Ci-dessous : image tirée de l’étude, Photorhabdus luminescens avec la forme M  (petites colonies -dormance) et avec la forme P (grosses – agressives).

Photorhabdus luminescens-avant-après

Encore récemment, les scientifiques n’avaient pu observer que le forme P et ont supposé que c’était l’apparence par défaut de la bactérie. Mais Vishal Somvanshi de l’université américaine de l’état du Michigan, a découvert que les deux forment sont importantes, l’une pour détruire les insectes et l’autre pour le partenariat avec les vers. Qui plus est, il a constaté que le changement des bactéries, entre les deux états, se faisait en utilisant un simple interrupteur génétique, un petit morceau d’ADN qui peut varier entre deux positions pour tout faire basculer.

Cette partie d’ADN est connue, il s’agit d’un promoteur, un morceau d’ADN qui passe sur les gènes voisins. Dans un sens, il agit très peu. Dans l’autre, il active un ensemble de gènes qui produisent des fils, comme des cheveux, sur la surface des bactéries. Ces fils permettent aux microbes de s’accrocher aux entrailles de leurs partenaires, les vers, à vie, sans fin… Si le gène est positionné sur la position “OFF”, les bactéries restent dans leur forme P qui tuent les insectes. Si le commutateur bascule en position "ON", elles se convertissent en dormeuses collantes, avec la forme M. une simple volte-face, qui fait la différence entre la coopération avec un animal et le conflit avec un autre.
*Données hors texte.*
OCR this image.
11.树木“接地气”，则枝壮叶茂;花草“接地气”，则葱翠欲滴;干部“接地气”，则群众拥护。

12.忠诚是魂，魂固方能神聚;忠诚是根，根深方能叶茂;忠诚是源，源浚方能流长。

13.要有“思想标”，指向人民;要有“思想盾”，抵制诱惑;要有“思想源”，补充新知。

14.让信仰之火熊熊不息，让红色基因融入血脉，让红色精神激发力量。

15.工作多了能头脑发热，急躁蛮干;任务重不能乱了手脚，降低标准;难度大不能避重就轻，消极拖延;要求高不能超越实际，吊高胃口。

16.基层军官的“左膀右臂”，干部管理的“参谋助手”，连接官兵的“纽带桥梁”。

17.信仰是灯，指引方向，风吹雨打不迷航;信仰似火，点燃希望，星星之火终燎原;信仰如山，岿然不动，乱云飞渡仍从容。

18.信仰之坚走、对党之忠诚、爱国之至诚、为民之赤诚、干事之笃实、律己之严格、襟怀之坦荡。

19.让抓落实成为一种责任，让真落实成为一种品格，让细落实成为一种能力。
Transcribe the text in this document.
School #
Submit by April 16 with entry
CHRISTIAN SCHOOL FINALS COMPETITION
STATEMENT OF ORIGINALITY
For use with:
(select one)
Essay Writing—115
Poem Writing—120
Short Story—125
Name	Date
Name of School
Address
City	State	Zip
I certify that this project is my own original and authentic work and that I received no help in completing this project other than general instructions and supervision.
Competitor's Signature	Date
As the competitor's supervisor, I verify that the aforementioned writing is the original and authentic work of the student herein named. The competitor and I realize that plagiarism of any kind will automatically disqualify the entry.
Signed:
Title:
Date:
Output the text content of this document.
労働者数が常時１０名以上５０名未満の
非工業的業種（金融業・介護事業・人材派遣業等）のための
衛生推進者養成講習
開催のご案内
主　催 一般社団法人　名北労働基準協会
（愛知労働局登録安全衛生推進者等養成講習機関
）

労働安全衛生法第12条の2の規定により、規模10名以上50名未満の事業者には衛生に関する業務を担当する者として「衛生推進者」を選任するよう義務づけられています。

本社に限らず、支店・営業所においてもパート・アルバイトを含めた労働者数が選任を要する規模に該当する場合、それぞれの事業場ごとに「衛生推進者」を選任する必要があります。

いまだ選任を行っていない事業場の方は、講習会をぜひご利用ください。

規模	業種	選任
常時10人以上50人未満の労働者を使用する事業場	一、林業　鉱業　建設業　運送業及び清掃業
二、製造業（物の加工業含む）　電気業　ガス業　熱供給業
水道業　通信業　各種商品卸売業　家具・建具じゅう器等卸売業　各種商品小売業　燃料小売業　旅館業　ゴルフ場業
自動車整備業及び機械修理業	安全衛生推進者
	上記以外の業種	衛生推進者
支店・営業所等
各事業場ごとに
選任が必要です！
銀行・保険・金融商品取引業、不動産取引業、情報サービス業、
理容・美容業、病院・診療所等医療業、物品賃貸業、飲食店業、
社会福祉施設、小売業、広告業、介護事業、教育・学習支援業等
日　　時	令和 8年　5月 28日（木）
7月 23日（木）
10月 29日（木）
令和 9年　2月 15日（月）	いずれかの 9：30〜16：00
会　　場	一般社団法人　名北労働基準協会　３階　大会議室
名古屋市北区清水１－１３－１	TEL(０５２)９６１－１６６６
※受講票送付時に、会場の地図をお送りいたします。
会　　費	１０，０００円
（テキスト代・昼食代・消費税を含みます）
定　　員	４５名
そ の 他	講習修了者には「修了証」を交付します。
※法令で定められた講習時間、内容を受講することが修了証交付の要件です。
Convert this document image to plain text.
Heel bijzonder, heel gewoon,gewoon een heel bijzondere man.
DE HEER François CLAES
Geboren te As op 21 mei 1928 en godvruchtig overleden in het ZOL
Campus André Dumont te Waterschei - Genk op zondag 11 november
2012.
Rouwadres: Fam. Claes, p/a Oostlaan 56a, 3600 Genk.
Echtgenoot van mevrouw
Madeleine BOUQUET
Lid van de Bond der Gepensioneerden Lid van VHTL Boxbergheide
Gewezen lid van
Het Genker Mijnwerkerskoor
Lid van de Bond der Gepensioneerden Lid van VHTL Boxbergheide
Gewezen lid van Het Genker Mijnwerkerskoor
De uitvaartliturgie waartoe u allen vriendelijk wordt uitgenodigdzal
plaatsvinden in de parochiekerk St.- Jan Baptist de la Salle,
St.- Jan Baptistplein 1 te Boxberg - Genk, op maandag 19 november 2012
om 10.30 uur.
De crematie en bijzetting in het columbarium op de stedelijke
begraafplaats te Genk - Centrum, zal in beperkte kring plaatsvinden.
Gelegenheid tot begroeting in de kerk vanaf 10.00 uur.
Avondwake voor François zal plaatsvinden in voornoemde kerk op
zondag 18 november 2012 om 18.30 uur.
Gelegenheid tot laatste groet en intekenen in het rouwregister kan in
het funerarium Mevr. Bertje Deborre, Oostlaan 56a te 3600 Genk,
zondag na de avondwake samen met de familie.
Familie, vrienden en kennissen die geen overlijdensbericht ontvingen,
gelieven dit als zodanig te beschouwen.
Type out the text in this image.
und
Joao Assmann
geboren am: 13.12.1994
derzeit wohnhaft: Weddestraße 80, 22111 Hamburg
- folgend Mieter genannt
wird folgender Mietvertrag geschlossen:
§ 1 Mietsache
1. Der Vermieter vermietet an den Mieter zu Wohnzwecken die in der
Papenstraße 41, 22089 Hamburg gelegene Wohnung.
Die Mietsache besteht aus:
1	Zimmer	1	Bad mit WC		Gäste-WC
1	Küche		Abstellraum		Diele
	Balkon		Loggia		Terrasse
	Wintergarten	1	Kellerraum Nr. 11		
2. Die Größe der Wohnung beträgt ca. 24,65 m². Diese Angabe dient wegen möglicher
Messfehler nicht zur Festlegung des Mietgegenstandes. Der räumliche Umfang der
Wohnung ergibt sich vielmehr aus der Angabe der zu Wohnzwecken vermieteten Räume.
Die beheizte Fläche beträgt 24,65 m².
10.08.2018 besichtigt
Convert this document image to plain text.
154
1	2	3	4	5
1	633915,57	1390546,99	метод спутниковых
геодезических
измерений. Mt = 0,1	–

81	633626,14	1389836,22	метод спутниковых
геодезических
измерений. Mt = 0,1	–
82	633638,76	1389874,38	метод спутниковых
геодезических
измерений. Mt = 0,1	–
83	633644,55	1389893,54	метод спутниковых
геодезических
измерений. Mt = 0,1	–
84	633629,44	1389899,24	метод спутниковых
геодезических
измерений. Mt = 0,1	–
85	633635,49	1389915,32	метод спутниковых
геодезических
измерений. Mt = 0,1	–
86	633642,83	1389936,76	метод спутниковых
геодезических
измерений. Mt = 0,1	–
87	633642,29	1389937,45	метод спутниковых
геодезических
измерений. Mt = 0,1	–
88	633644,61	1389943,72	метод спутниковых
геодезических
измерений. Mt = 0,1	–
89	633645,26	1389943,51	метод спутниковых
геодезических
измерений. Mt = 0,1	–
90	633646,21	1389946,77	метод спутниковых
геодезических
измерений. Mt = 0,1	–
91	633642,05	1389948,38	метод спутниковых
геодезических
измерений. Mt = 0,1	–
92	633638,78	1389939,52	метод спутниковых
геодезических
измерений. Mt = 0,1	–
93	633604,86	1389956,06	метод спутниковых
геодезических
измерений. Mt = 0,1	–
Les variations de ce gène “bouton” se produisent tout le temps et de façon aléatoire, créant un mélange des deux, la forme M dormante et l’active forme P. L’équilibre entre ces versions dépend de l’environnement où se trouvent les bactéries. Les changements, de la forme P à la forme M, se produisent 30 fois plus souvent que le contraire, mais elles grossissent aussi beaucoup plus rapidement. Dans les cultures de laboratoire, ou dans le corps d’un insecte, elle dépasse son double plus docile. Mais dans un ver, la forme M a l’avantage et prend le relais.

A la différence d’un Dr Jekyll qui était de temps en temps son double sarcastique, Mr Hyde, la P.luminescens présente les deux côtés de son caractère tout le temps. Cela permet de laisser à son environnement lui dicter quelle forme sera à la hauteur de la situation.

L’étude publiée sur Science : A Single Promoter Inversion Switches Photorhabdus Between Pathogenic and Mutualistic States.